Arlington, VA; December 7, 2011 – In a letter to Chairmen and Ranking Members of the Senate Finance and House Ways and Means committees, NRECA is urging Congress to include incentives for renewable energy development by cooperatives, if there is a tax bill addressing energy extenders.
The 1603 Treasury Grant Program, which is set to expire at the end of 2011, and the Clean Renewable Energy Bond (CREB) program, which exhausted its funding in 2010, have helped electric cooperatives develop new renewable projects at an affordable cost. The 1603 Treasury Grant Program has been critical to the success of renewable projects in a challenging economic environment.

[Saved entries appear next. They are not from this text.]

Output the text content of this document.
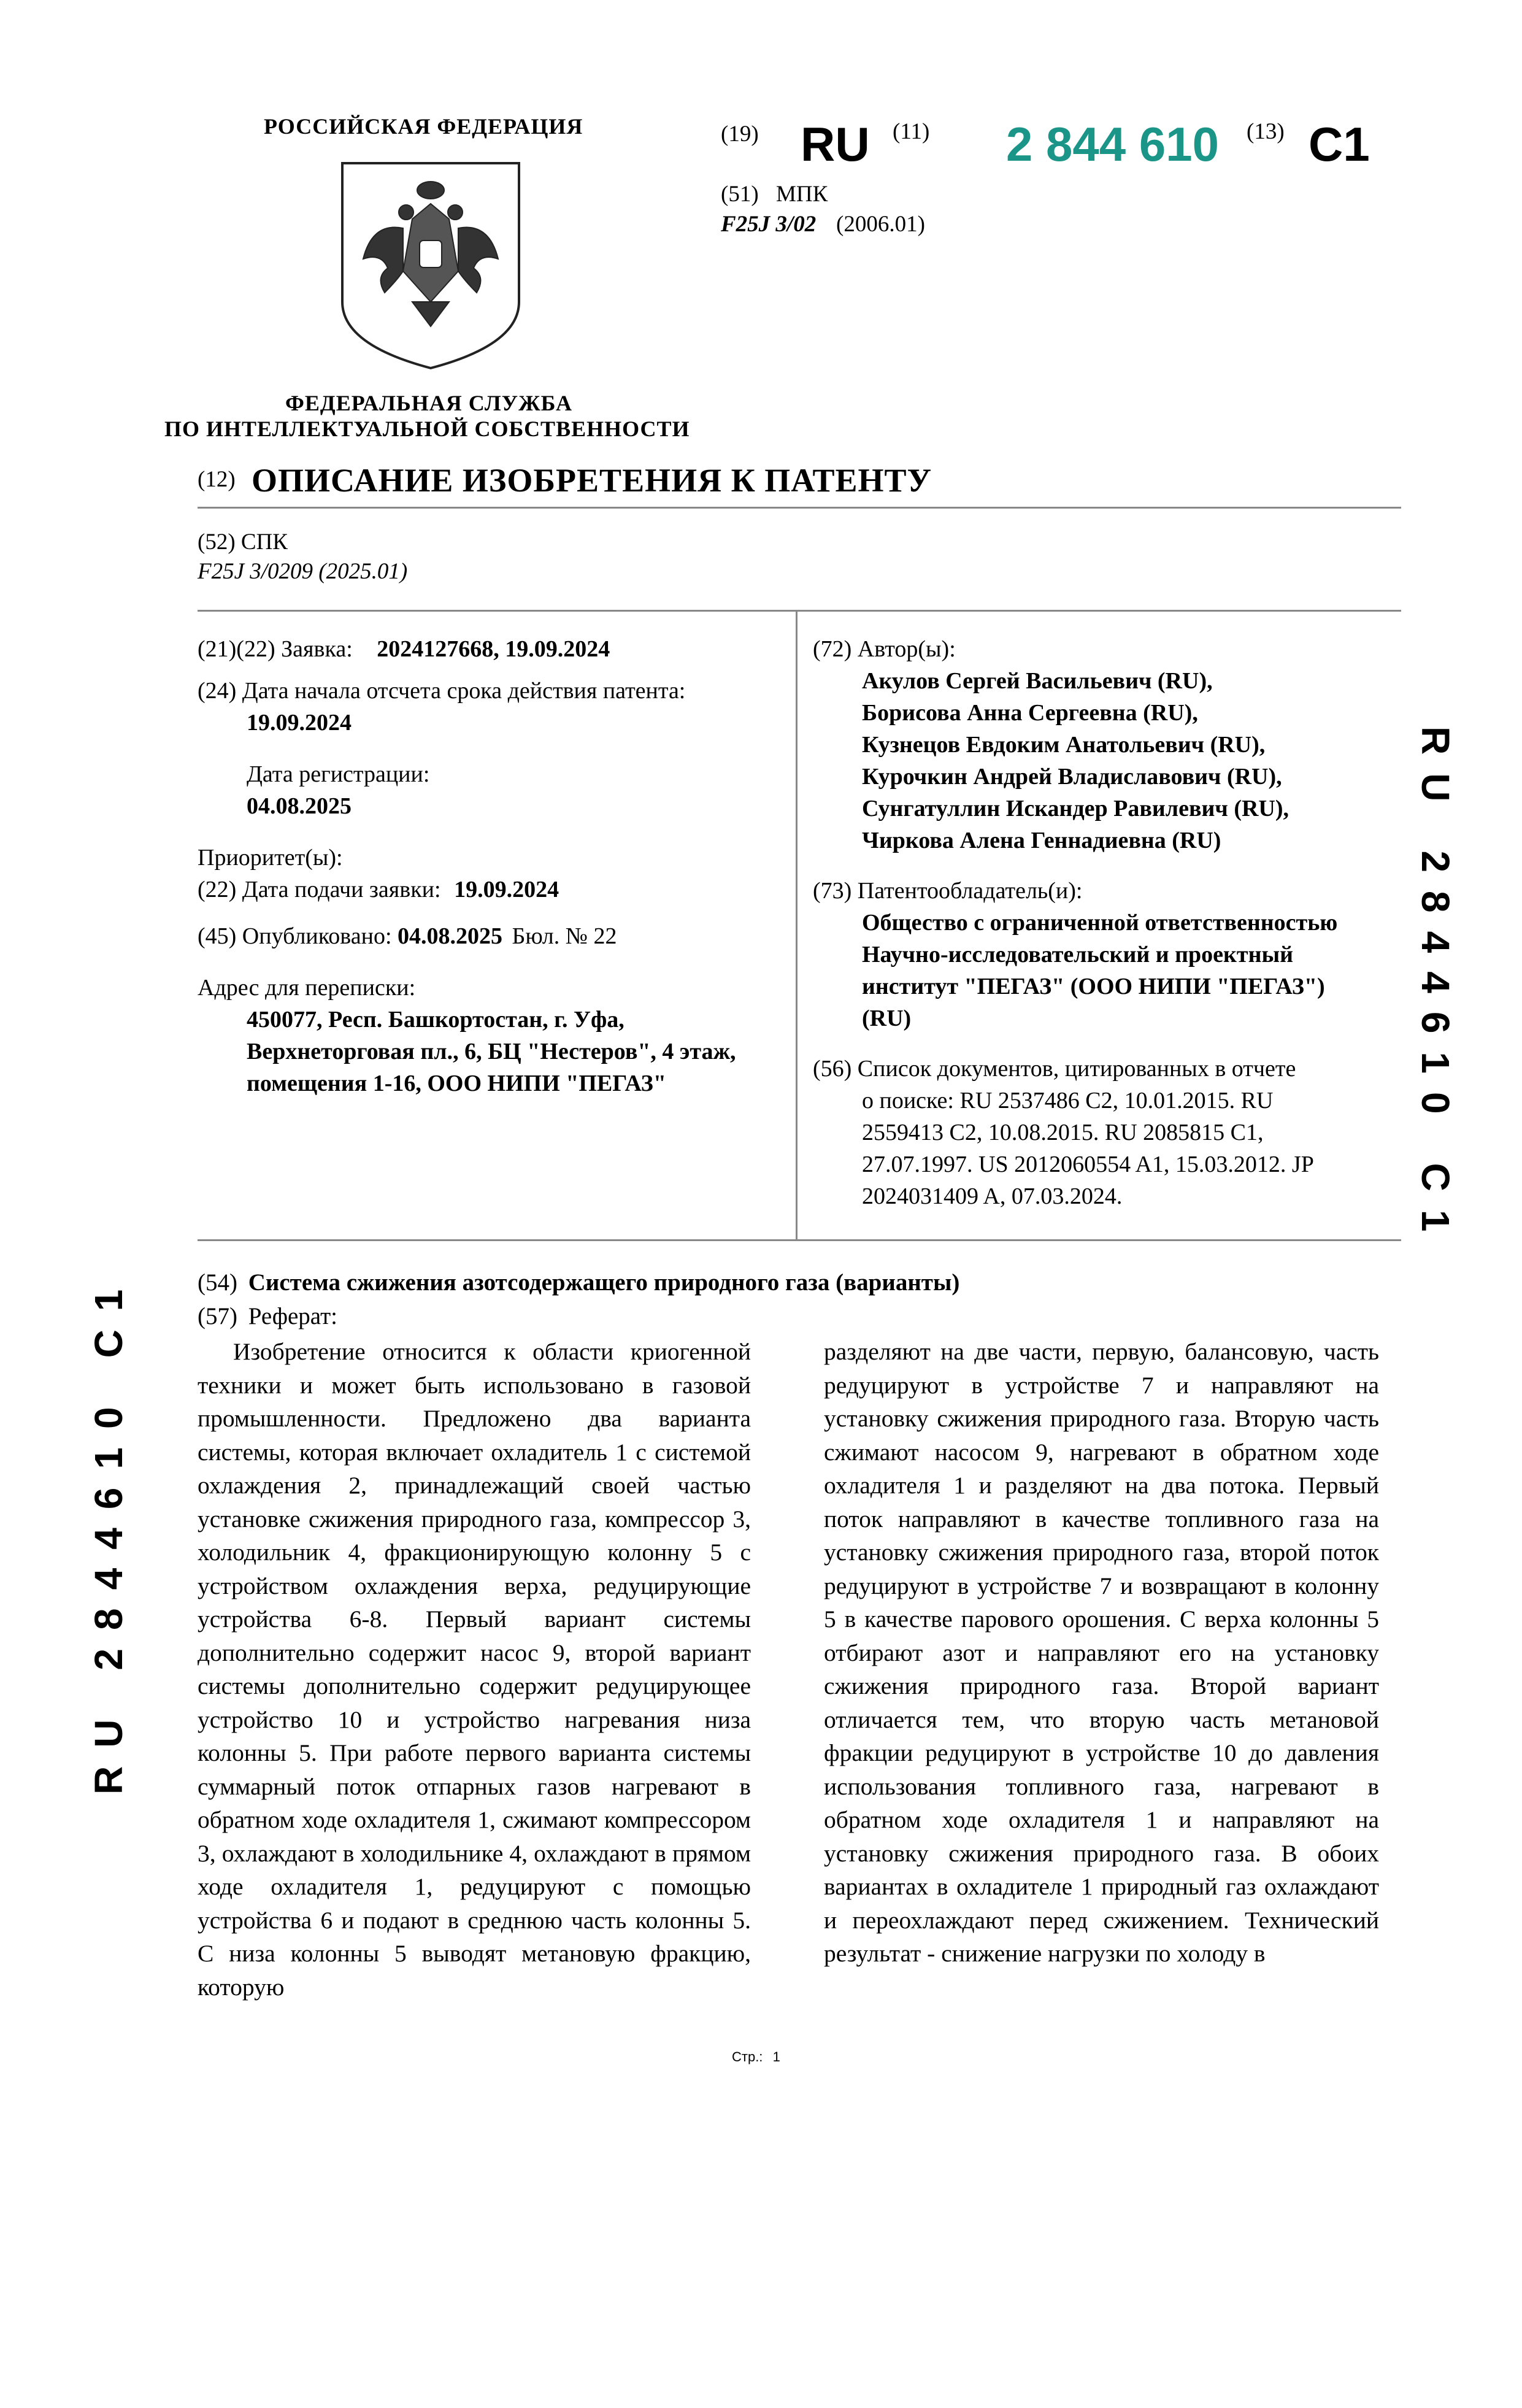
РОССИЙСКАЯ ФЕДЕРАЦИЯ
ФЕДЕРАЛЬНАЯ СЛУЖБА
ПО ИНТЕЛЛЕКТУАЛЬНОЙ СОБСТВЕННОСТИ
(19) RU (11) 2 844 610 (13) C1
(51) МПК
F25J 3/02 (2006.01)
(12) ОПИСАНИЕ ИЗОБРЕТЕНИЯ К ПАТЕНТУ
(52) СПК
F25J 3/0209 (2025.01)
(21)(22) Заявка: 2024127668, 19.09.2024
(24) Дата начала отсчета срока действия патента:
19.09.2024
Дата регистрации:
04.08.2025
Приоритет(ы):
(22) Дата подачи заявки: 19.09.2024
(45) Опубликовано: 04.08.2025 Бюл. № 22
Адрес для переписки:
450077, Респ. Башкортостан, г. Уфа,
Верхнеторговая пл., 6, БЦ "Нестеров", 4 этаж,
помещения 1-16, ООО НИПИ "ПЕГАЗ"
(72) Автор(ы):
Акулов Сергей Васильевич (RU),
Борисова Анна Сергеевна (RU),
Кузнецов Евдоким Анатольевич (RU),
Курочкин Андрей Владиславович (RU),
Сунгатуллин Искандер Равилевич (RU),
Чиркова Алена Геннадиевна (RU)
(73) Патентообладатель(и):
Общество с ограниченной ответственностью
Научно-исследовательский и проектный
институт "ПЕГАЗ" (ООО НИПИ "ПЕГАЗ")
(RU)
(56) Список документов, цитированных в отчете
о поиске: RU 2537486 C2, 10.01.2015. RU
2559413 C2, 10.08.2015. RU 2085815 C1,
27.07.1997. US 2012060554 A1, 15.03.2012. JP
2024031409 A, 07.03.2024.
(54) Система сжижения азотсодержащего природного газа (варианты)
(57) Реферат:

Изобретение относится к области криогенной техники и может быть использовано в газовой промышленности. Предложено два варианта системы, которая включает охладитель 1 с системой охлаждения 2, принадлежащий своей частью установке сжижения природного газа, компрессор 3, холодильник 4, фракционирующую колонну 5 с устройством охлаждения верха, редуцирующие устройства 6-8. Первый вариант системы дополнительно содержит насос 9, второй вариант системы дополнительно содержит редуцирующее устройство 10 и устройство нагревания низа колонны 5. При работе первого варианта системы суммарный поток отпарных газов нагревают в обратном ходе охладителя 1, сжимают компрессором 3, охлаждают в холодильнике 4, охлаждают в прямом ходе охладителя 1, редуцируют с помощью устройства 6 и подают в среднюю часть колонны 5. С низа колонны 5 выводят метановую фракцию, которую

разделяют на две части, первую, балансовую, часть редуцируют в устройстве 7 и направляют на установку сжижения природного газа. Вторую часть сжимают насосом 9, нагревают в обратном ходе охладителя 1 и разделяют на два потока. Первый поток направляют в качестве топливного газа на установку сжижения природного газа, второй поток редуцируют в устройстве 7 и возвращают в колонну 5 в качестве парового орошения. С верха колонны 5 отбирают азот и направляют его на установку сжижения природного газа. Второй вариант отличается тем, что вторую часть метановой фракции редуцируют в устройстве 10 до давления использования топливного газа, нагревают в обратном ходе охладителя 1 и направляют на установку сжижения природного газа. В обоих вариантах в охладителе 1 природный газ охлаждают и переохлаждают перед сжижением. Технический результат - снижение нагрузки по холоду в

RU2844610C1
RU2844610C1
Стр.: 1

Ending these programs will almost certainly prevent cooperatives from developing any significant new renewable projects and, in effect, ends a successful federal policy to promote the development of domestic resources.
In 2007, electric cooperative renewable energy capacity -- both owned and purchased -- non-hydro renewable energy capacity grew 61 percent; in 2008, renewable capacity grew 65 percent. The federal incentives fueled this growth.
The Clean Renewable Energy Bond (CREB) program provides an incentive similar to production tax credits that have long been available to the for-profit sector: known as a “tax credit bond,” a CREB offers cooperatives the equivalent of a low-interest loan for financing qualified renewable energy projects for a limited term. The program unleashed pent-up demand among cooperatives eager to develop renewable projects.
Electric cooperatives have submitted more than $1.4 billion in applications since CREBs were first authorized, oversubscribing their share of CREBs authorizations. Co-ops have initiated wind, solar, biomass and hydropower projects in 18 states. Twenty-eight projects representing more than 209 MW of capacity are already in service, and co-ops are poised to finance another 17 projects representing at least 235 MW of new capacity with recent awards under the program.
Electric cooperatives can play an important role in developing the nation’s renewable energy resources. Some cooperative utilities serve ideal locations for developing renewable resources. However, new renewable generation remains more expensive to install than conventional gas or coal generation.
Investor-owned utilities and private developers can use PTCs to help reduce the price of renewable generation from wind, closed loop biomass, open loop biomass, animal waste nutrients, landfill gas, municipal solid waste, geothermal and hydropower. The PTC provides up to a 2.1 cent/kWh tax credit that can be deducted from the federal income tax owed by for-profit entities. Electric co-ops pay state and local taxes, but as not-for-profit utilities, they do not have the federal income tax liability they would need to utilize the PTC.
Without incentives designed for the co-op business model, renewable generation is simply unaffordable for most electric cooperative consumers. The significant capital expense of developing these resources is compounded by the fact that electric cooperatives serve by far the lowest average number of consumers per mile of distribution line among the three utility sectors. This translates to the lowest revenue per mile— making co-op consumers particularly sensitive to the cost of new generation resources.
NRECA is the national service organization for more than 900 not-for-profit rural electric cooperatives and public power districts providing retail electric service to more than 42 million consumers in 47 states and whose retail sales account for approximately 12 percent of total electricity sales in the United States.